Dans cet article, je déroge à ma petite règle personnelle. Je décris, pour une partie, ce qui est ma démarche et surtout sur quoi elle repose en ma qualité d'athée. Je dis bien en partie, parce qu'elle ne se résume pas à cela.
 
Dans l'article qui suivra, demain, je vous présente une étude faite par un frère de la GLNF qui a, quant à lui, une démarche complètement différente car théiste.  Un article qui est un peu plus "savant" que celui que je vous propose aujourd'hui que voici : http://lamaconne.over-blog.com/2014/09/la-mysterieuse-relation-au-bien.html
Je suis athée.

Comment devient-on athée.

Je ne me suis pas levée un matin en décidant de devenir athée. Je le suis. Tout simplement. Cela fait d'ailleurs partie des choses que nous sommes sans que nous y mettions un nom, sans même chercher à le devenir, sans même d'ailleurs vraiment savoir comment nous le sommes devenus. Je n'ai pas eu de prise de conscience douloureuse et brutale … J'ai été baptisée, j'ai même reçu quelques années durant une instruction religieuse et je suis issus d'une famille qui pour une partie compte des religieux (prêtres et sœurs catholiques).

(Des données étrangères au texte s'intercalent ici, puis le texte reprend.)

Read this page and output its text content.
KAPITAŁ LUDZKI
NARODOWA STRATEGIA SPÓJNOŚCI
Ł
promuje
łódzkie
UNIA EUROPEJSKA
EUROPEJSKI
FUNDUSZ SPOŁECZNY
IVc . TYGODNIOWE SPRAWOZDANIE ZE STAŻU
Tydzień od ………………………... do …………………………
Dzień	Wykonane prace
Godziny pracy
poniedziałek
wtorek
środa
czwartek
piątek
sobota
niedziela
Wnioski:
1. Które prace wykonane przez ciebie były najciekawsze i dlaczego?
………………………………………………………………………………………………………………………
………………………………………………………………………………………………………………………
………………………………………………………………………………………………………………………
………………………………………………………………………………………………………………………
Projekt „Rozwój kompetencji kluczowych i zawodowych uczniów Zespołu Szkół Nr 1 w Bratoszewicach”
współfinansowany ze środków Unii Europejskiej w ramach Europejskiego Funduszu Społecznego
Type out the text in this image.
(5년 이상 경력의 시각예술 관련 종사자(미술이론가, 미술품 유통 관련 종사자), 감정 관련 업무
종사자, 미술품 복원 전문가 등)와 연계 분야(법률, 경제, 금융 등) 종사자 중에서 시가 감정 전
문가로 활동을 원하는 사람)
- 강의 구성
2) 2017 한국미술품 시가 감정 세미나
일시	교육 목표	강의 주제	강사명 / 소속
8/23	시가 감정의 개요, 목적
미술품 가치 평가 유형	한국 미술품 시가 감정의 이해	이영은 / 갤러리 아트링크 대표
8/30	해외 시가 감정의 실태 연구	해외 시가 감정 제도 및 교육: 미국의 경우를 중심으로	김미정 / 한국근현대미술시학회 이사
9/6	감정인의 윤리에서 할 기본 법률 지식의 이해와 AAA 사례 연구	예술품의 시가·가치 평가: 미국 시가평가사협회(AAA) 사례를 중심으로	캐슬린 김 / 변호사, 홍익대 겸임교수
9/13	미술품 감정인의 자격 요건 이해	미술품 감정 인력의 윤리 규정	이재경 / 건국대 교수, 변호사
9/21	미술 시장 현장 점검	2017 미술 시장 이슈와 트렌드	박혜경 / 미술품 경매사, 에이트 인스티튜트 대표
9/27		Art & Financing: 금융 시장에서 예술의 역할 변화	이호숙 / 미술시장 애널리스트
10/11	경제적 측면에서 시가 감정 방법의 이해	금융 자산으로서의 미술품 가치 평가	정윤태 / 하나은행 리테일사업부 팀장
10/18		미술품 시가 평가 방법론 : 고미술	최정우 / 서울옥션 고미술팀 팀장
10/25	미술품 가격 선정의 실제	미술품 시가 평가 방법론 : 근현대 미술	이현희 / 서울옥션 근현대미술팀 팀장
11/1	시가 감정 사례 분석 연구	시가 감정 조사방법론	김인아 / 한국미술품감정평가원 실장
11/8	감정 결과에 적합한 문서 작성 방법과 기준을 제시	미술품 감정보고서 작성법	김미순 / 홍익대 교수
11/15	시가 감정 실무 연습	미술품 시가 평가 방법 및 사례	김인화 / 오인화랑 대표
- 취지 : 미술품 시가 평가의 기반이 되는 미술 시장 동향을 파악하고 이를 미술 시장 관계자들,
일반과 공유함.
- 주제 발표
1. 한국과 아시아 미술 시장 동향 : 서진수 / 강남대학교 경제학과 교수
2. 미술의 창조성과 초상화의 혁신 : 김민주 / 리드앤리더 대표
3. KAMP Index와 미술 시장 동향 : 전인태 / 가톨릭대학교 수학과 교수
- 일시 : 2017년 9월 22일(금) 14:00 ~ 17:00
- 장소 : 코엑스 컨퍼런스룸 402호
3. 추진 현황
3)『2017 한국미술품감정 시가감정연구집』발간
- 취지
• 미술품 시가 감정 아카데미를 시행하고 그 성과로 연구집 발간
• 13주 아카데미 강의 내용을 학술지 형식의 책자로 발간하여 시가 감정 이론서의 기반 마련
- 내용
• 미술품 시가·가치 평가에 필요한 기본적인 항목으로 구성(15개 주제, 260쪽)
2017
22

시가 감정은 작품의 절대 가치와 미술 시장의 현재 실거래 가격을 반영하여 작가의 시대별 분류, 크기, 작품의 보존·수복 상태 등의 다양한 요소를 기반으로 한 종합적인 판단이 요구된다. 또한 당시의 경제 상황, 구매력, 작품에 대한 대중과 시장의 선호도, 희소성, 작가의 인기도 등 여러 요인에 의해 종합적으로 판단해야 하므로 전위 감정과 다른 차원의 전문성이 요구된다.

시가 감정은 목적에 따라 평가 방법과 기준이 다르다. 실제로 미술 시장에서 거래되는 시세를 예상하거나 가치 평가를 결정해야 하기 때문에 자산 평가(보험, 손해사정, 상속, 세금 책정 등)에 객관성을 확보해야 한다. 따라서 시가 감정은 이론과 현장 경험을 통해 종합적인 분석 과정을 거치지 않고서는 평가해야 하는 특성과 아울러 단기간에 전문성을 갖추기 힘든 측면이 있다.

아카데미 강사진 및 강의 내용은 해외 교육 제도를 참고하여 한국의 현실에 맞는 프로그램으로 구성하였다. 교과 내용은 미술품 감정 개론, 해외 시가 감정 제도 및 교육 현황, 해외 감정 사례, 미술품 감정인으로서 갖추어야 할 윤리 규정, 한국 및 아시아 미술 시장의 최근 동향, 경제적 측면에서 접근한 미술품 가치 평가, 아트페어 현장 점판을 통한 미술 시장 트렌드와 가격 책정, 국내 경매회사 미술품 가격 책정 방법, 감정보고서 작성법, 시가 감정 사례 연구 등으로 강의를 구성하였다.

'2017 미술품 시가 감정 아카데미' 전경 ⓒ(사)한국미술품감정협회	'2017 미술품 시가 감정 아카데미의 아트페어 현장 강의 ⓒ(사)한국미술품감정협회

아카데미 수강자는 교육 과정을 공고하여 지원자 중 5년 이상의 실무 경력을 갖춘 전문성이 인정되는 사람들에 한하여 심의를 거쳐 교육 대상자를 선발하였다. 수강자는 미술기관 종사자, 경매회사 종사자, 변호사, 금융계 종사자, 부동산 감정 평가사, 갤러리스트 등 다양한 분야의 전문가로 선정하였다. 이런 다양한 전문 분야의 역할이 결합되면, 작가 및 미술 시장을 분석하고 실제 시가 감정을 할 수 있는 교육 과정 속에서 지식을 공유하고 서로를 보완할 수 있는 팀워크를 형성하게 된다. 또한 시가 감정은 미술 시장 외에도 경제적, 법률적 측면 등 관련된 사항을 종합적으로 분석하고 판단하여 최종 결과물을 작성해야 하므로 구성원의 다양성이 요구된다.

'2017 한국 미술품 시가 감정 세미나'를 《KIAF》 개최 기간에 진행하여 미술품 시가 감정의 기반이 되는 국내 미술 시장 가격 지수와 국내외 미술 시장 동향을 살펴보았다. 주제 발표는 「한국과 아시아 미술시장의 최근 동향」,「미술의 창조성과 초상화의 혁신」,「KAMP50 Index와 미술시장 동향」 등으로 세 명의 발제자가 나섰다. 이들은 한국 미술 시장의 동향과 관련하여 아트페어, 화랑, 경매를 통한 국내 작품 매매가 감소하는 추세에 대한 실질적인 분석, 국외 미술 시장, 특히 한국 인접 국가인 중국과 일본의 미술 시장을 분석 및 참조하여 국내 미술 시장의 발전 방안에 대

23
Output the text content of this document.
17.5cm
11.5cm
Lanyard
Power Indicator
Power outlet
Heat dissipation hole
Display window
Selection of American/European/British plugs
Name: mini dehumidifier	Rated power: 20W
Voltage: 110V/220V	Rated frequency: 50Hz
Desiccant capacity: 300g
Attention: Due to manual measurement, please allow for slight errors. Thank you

A l'adolescence et un peu plus tard, je fus considérée comme franchement hostile à la religion familiale (catholique) pour sortir au bout de 15 mn de l'église et attendre sagement ma petite famille dehors. Or, le problème n'était pas vraiment la religion – ou la cérémonie elle-même – je ne croyais pas en dieu et n'avait aucun intérêt à rester écouter un sermon sur ladite grandeur et omniprésence de dieu en moi.

Devenant adulte, les choses du côté de ma famille en sont restées là. On semble s'être fait à l'idée que je sois absente lors des enterrements religieux et de me trouver à la sortie prête à accompagner un cercueil, à ne pas faire de signe de croix à tout bout de champ, et à refuser la communion.

Pour avoir une religion, la condition est d'être croyant... enfin, je ne connais pas d'athée qui ont en une. Je connais cependant des croyants qui n'en ont pas.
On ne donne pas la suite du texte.